EPSRC Reference: EP/G068933/1
Title: Collaborative Research in Energy with South Africa: Fundamental Characterisation of Autoignition and Flame Propagation of Synthetic Fuels
Principal Investigator: Lawes, Dr M
Other Investigators:
Griffiths, Professor J Bradley, Professor D Sheppard, Professor CGW
Researcher Co-Investigators:
Project Partners:
SASOL (International) Shell
Department: Mechanical Engineering
Organisation: University of Leeds
Scheme: Standard Research
Starts: 01 October 2009 Ends: 30 September 2013 Value (£): 396,550
EPSRC Research Topic Classifications:
Combustion
EPSRC Industrial Sector Classifications:
Energy
Related Grants:
Panel History:
Panel DatePanel NameOutcome
14 Apr 2009 Engineering Science (Components) Panel Announced
Summary on Grant Application Form
Sustainable and secure fuels for road and air transport are essential to the vitality of both western and developing economies. Novel alternative fuels and supplies are required to meet the global challenges of declining oil reserves and concerns over the security of remaining supplies, as well as the enviromental imperative for greener fuels to offset CO2 generation. Liquid fuels offer the highest energy density for transportation applications and Synthetic liquid fuels, which can be produced from renewable and non-food bio feedstocks as well as solid and gaseous fuel supplies, offer exciting possibilities for partial or even total substitution of remaining fossil fuel supplies. There is a growing international interest in synthetic jet-fuels, for example, with the Fischer-Tropsch process central to their production.

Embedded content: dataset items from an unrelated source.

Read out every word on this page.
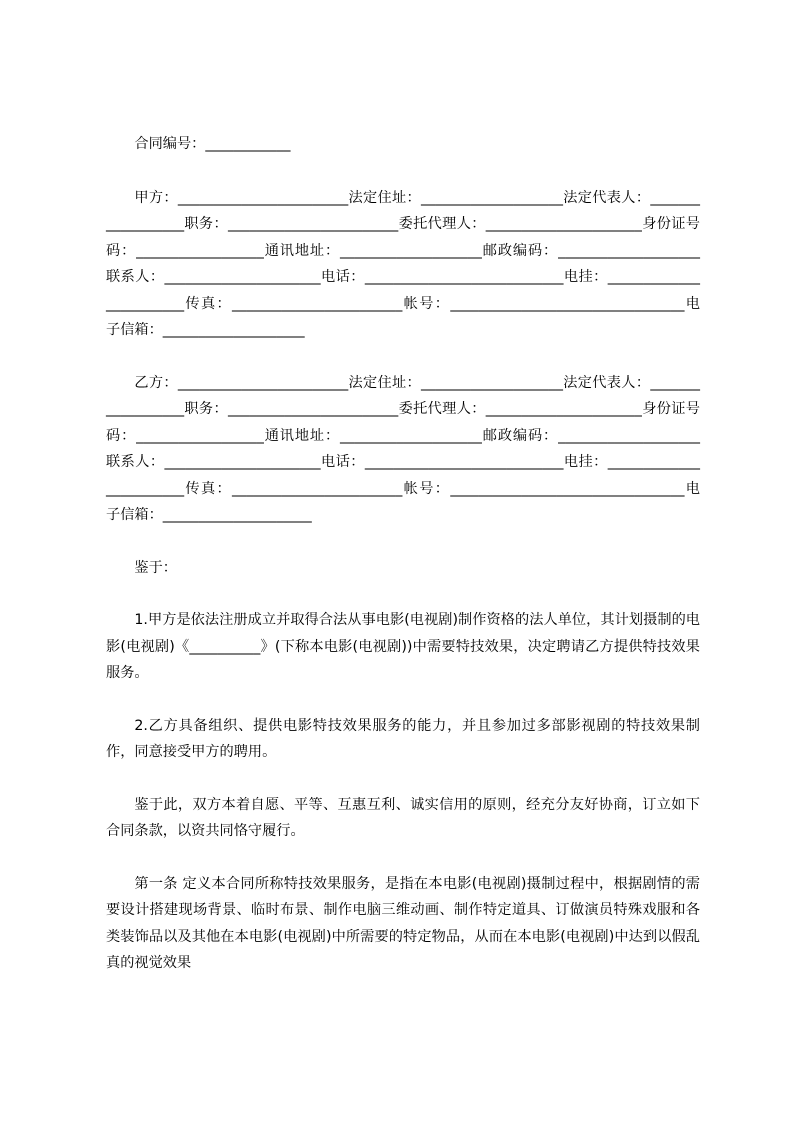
合同编号：____________

甲方：________________________法定住址：____________________法定代表人：__________________职务：________________________委托代理人：______________________身份证号码：__________________通讯地址：____________________邮政编码：____________________联系人：______________________电话：____________________________电挂：________________________传真：________________________帐号：_________________________________电子信箱：____________________

乙方：________________________法定住址：____________________法定代表人：__________________职务：________________________委托代理人：______________________身份证号码：__________________通讯地址：____________________邮政编码：____________________联系人：______________________电话：____________________________电挂：________________________传真：________________________帐号：_________________________________电子信箱：_____________________

鉴于：

1.甲方是依法注册成立并取得合法从事电影(电视剧)制作资格的法人单位，其计划摄制的电影(电视剧)《__________》(下称本电影(电视剧))中需要特技效果，决定聘请乙方提供特技效果服务。

2.乙方具备组织、提供电影特技效果服务的能力，并且参加过多部影视剧的特技效果制作，同意接受甲方的聘用。

鉴于此，双方本着自愿、平等、互惠互利、诚实信用的原则，经充分友好协商，订立如下合同条款，以资共同恪守履行。

第一条 定义本合同所称特技效果服务，是指在本电影(电视剧)摄制过程中，根据剧情的需要设计搭建现场背景、临时布景、制作电脑三维动画、制作特定道具、订做演员特殊戏服和各类装饰品以及其他在本电影(电视剧)中所需要的特定物品，从而在本电影(电视剧)中达到以假乱真的视觉效果
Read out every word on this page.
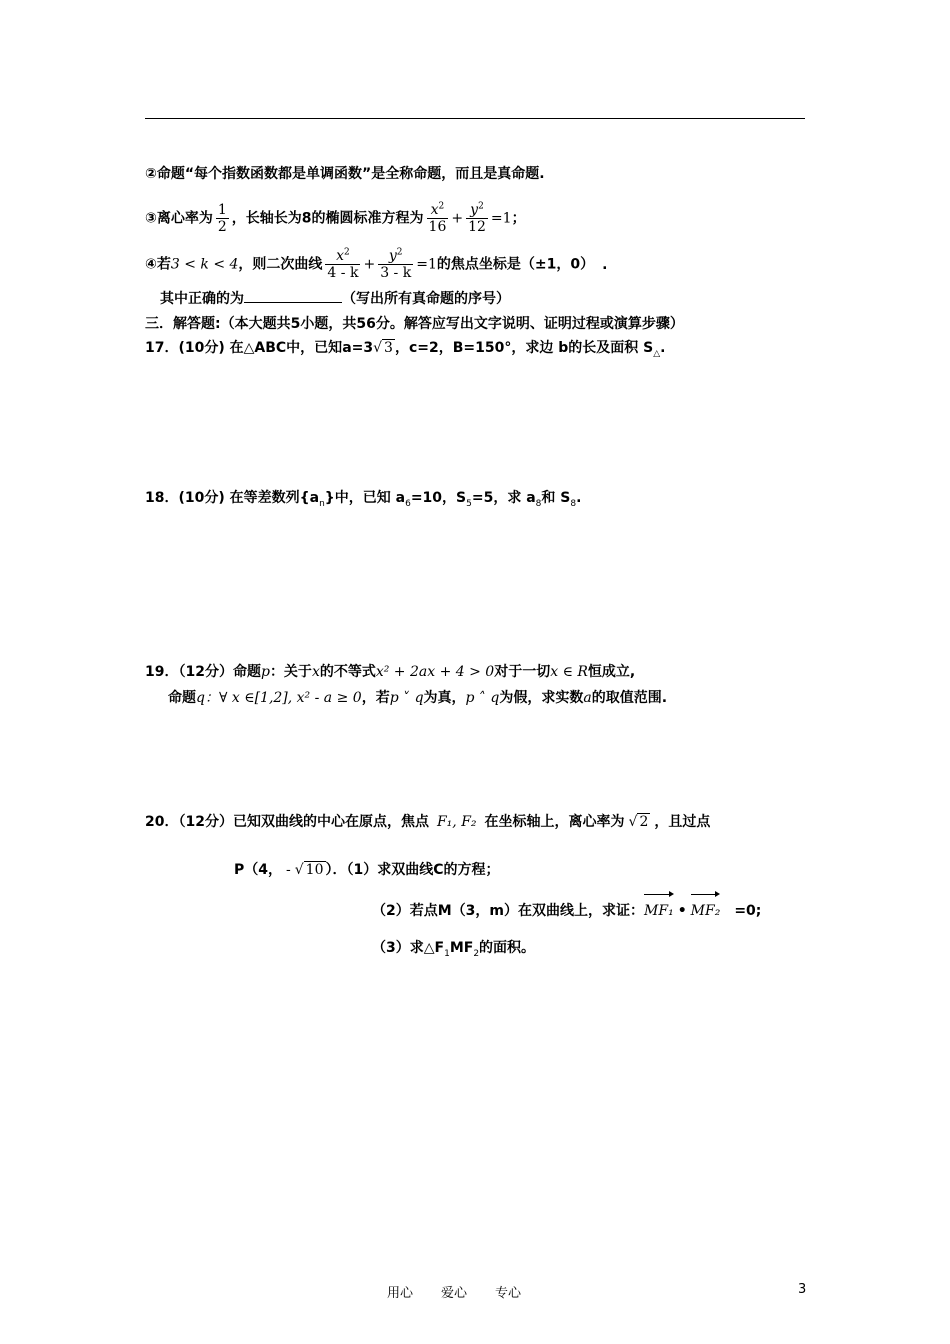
②命题“每个指数函数都是单调函数”是全称命题，而且是真命题.
③离心率为 $\frac{1}{2}$ ，长轴长为8的椭圆标准方程为 $\frac{x^2}{16} + \frac{y^2}{12} =1$；
④若3 < k < 4，则二次曲线 $\frac{x^2}{4 - k} + \frac{y^2}{3 - k} =1$的焦点坐标是（±1，0） .
其中正确的为	（写出所有真命题的序号）
三．解答题:（本大题共5小题，共56分。解答应写出文字说明、证明过程或演算步骤）
17．(10分) 在△ABC中，已知a=3√ 3 ，c=2，B=150°，求边 b的长及面积 $S_\triangle$.
18．(10分) 在等差数列$\{a_n\}$中，已知 $a_6=10$，$S_5=5$，求 $a_8$和 $S_8$.
19．（12分）命题p：关于x的不等式x² + 2ax + 4 > 0对于一切x ∈ R恒成立,
命题q：∀ x ∈[1,2], x² - a ≥ 0，若p ˅ q为真，p ˄ q为假，求实数a的取值范围.
20．（12分）已知双曲线的中心在原点，焦点 F₁, F₂ 在坐标轴上，离心率为 √ 2 ，且过点
P（4， - √ 10 ）．（1）求双曲线C的方程；
（2）若点M（3，m）在双曲线上，求证：MF₁ • MF₂ =0;
（3）求$\triangle F_1MF_2$的面积。
用心 爱心 专心	3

South Africa are pioneers and international leaders in the F-T process. The behaviour of these new fuels must be fully characterised and understood if they are to be widely employed and technologies developed for their effective deployment. This proposal relates to the vital and inter-related fuel characteristics of autoignition and burning velocity. In this collaboration with internationally leading South African synthetic fuels researchers at the University of Cape Town, these fundamental characteristics will be experimentally determined for both synthetic kerosenes, to be used in aviation jet-fuels, and synthetic gasolines for road transporation.The project also includes mathematical and computational modelling employing the data generated from the experimental studies, including on how autoignition and gas motion couple to generate pressure waves and pressure oscillations and engine cycle models to predict the performance and knock properties of synthetic fuels.